An optimized decomposition integration framework for carbon price prediction based on multi-factor two-stage feature dimension reduction

Abstract

The carbon trading market is an effective tool to combat greenhouse gas emissions, and as the core issue of carbon market, carbon price can stimulate the market for technological innovation and industrial transformation. However, the complex characteristics of carbon price such as nonlinearity and nonstationarity bring great challenges to carbon price prediction research.

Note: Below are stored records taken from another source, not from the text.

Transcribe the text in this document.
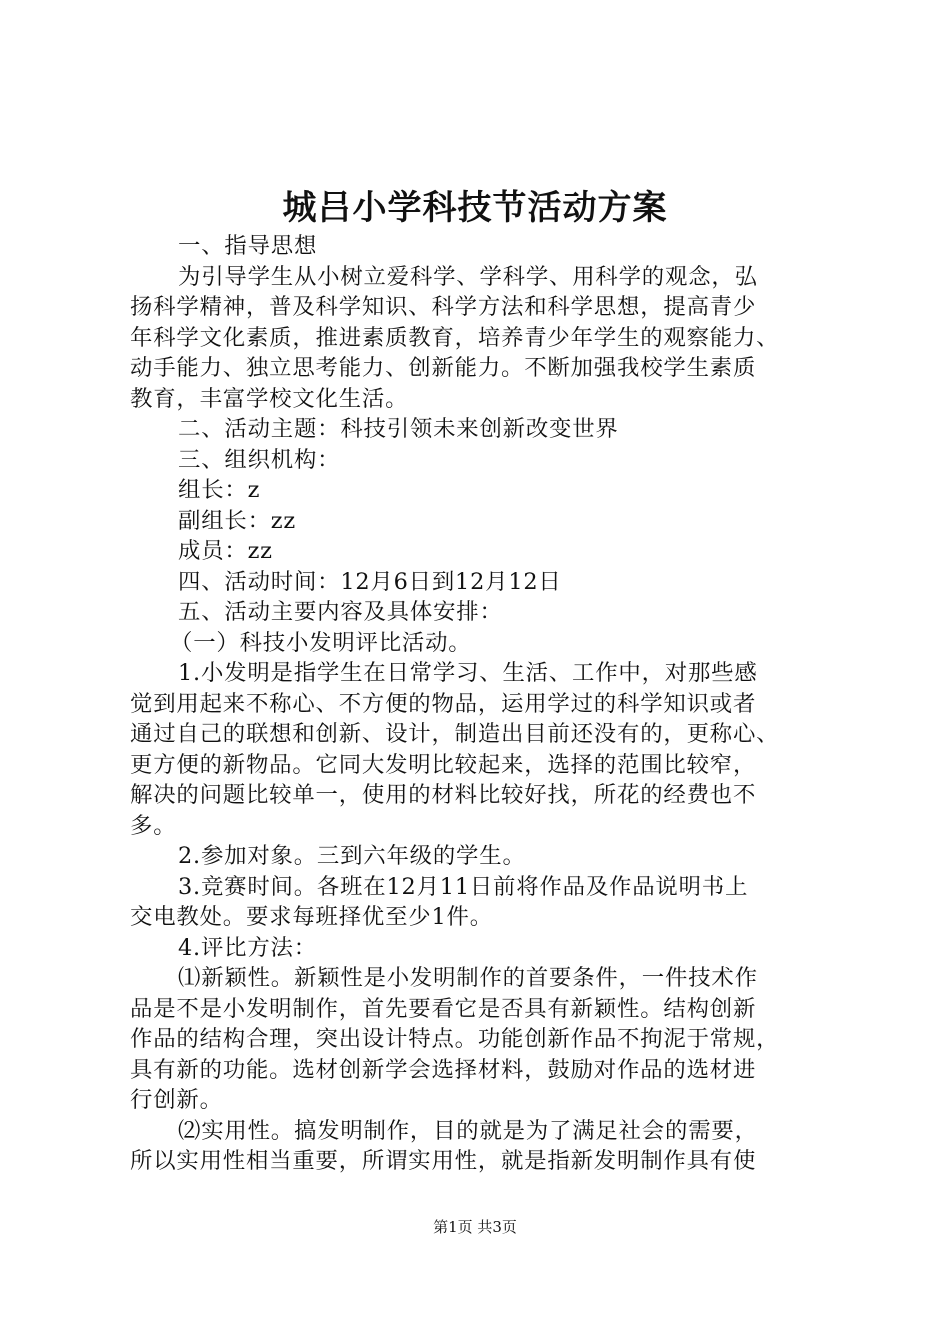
城吕小学科技节活动方案

一、指导思想

为引导学生从小树立爱科学、学科学、用科学的观念，弘

扬科学精神，普及科学知识、科学方法和科学思想，提高青少

年科学文化素质，推进素质教育，培养青少年学生的观察能力、

动手能力、独立思考能力、创新能力。不断加强我校学生素质

教育，丰富学校文化生活。

二、活动主题：科技引领未来创新改变世界

三、组织机构：

组长：z

副组长：zz

成员：zz

四、活动时间：12月6日到12月12日

五、活动主要内容及具体安排：

（一）科技小发明评比活动。

1.小发明是指学生在日常学习、生活、工作中，对那些感

觉到用起来不称心、不方便的物品，运用学过的科学知识或者

通过自己的联想和创新、设计，制造出目前还没有的，更称心、

更方便的新物品。它同大发明比较起来，选择的范围比较窄，

解决的问题比较单一，使用的材料比较好找，所花的经费也不

多。

2.参加对象。三到六年级的学生。

3.竞赛时间。各班在12月11日前将作品及作品说明书上

交电教处。要求每班择优至少1件。

4.评比方法：

⑴新颖性。新颖性是小发明制作的首要条件，一件技术作

品是不是小发明制作，首先要看它是否具有新颖性。结构创新

作品的结构合理，突出设计特点。功能创新作品不拘泥于常规，

具有新的功能。选材创新学会选择材料，鼓励对作品的选材进

行创新。

⑵实用性。搞发明制作，目的就是为了满足社会的需要，

所以实用性相当重要，所谓实用性，就是指新发明制作具有使

第1页 共3页
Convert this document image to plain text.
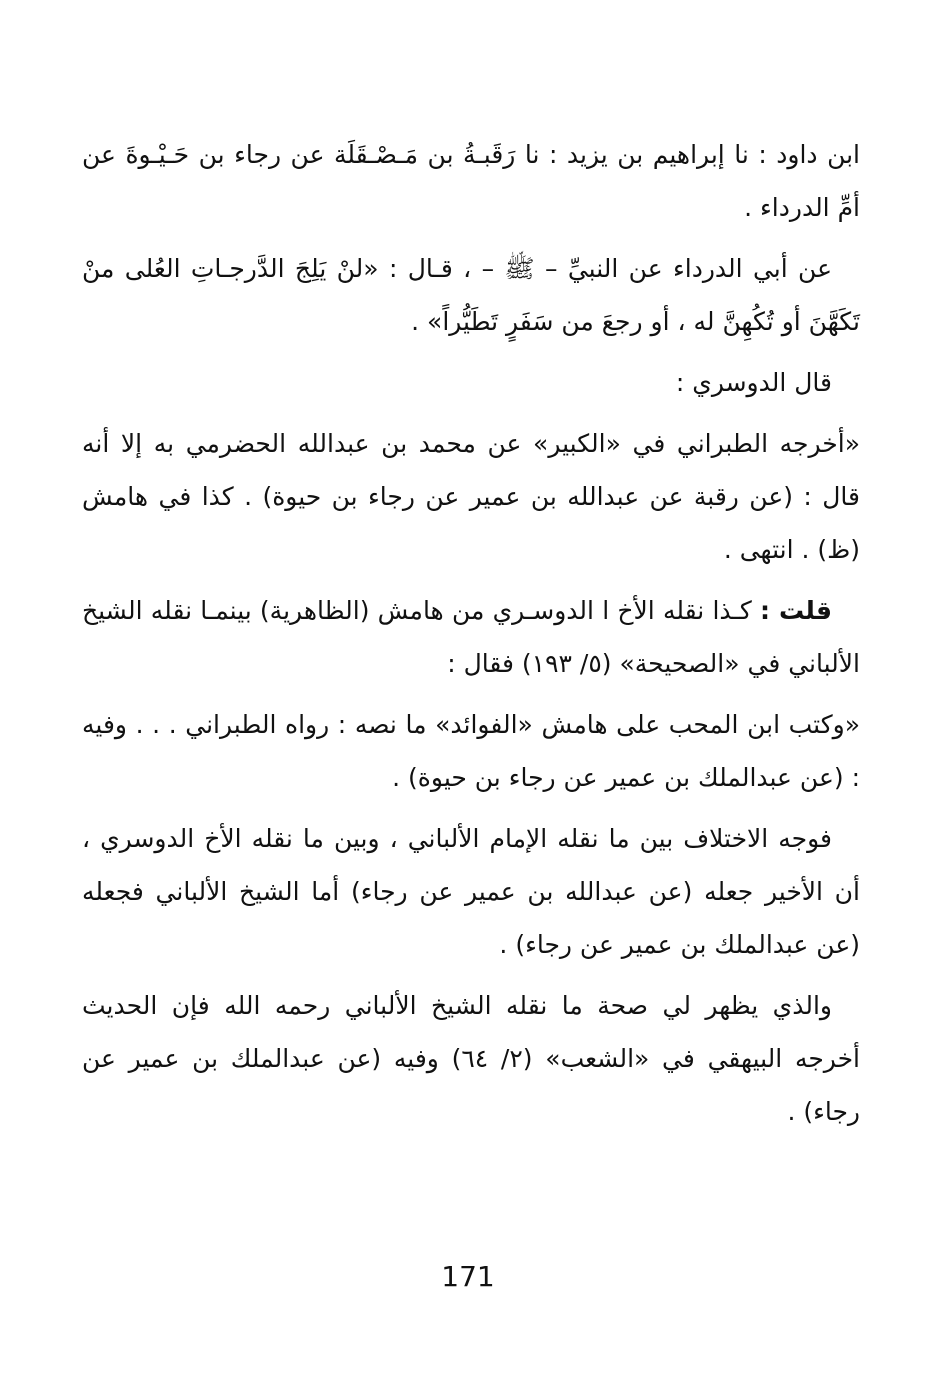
ابن داود : نا إبراهيم بن يزيد : نا رَقَبـةُ بن مَـصْـقَلَة عن رجاء بن حَـيْـوةَ عن أمِّ الدرداء .

عن أبي الدرداء عن النبيِّ – ﷺ – ، قـال : «لنْ يَلِجَ الدَّرجـاتِ العُلى منْ تَكَهَّنَ أو تُكُهِنَّ له ، أو رجعَ من سَفَرٍ تَطَيُّراً» .

قال الدوسري :

«أخرجه الطبراني في «الكبير» عن محمد بن عبدالله الحضرمي به إلا أنه قال : (عن رقبة عن عبدالله بن عمير عن رجاء بن حيوة) . كذا في هامش (ظ) . انتهى .

قلت : كـذا نقله الأخ ا الدوسـري من هامش (الظاهرية) بينمـا نقله الشيخ الألباني في «الصحيحة» (٥/ ١٩٣) فقال :

«وكتب ابن المحب على هامش «الفوائد» ما نصه : رواه الطبراني . . . وفيه : (عن عبدالملك بن عمير عن رجاء بن حيوة) .

فوجه الاختلاف بين ما نقله الإمام الألباني ، وبين ما نقله الأخ الدوسري ، أن الأخير جعله (عن عبدالله بن عمير عن رجاء) أما الشيخ الألباني فجعله (عن عبدالملك بن عمير عن رجاء) .

والذي يظهر لي صحة ما نقله الشيخ الألباني رحمه الله فإن الحديث أخرجه البيهقي في «الشعب» (٢/ ٦٤) وفيه (عن عبدالملك بن عمير عن رجاء) .

171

In this study, potential influencing factors of carbon price are introduced into carbon price forecasting, and a novel hybrid carbon price forecasting framework is developed, which contains data decomposition and reconstruction techniques, two-stage feature dimension reduction methods, intelligent and optimized deep learning forecasting with nonlinear integrated models and interval forecasting. Firstly, the carbon price series is decomposed into several simple and smooth subsequences using variational modal decomposition. The stacked autoencoder is then used to extract its effective features and reconstruct them into several new subsequences. A two-stage feature dimension reduction method is utilized for feature selection and extraction of exogenous variables. A bidirectional long and short-term memory model optimized based on the cuckoo search algorithm was used for prediction and nonlinear integration. Finally, Gaussian process regression based on a hybrid kernel function is applied to carbon price interval forecasting. The validity of the model was verified on seven real carbon trading pilot datasets in China. The methodology outperforms all benchmark models in the final simulation results, providing a novel and efficient forecasting method for the carbon trading industry.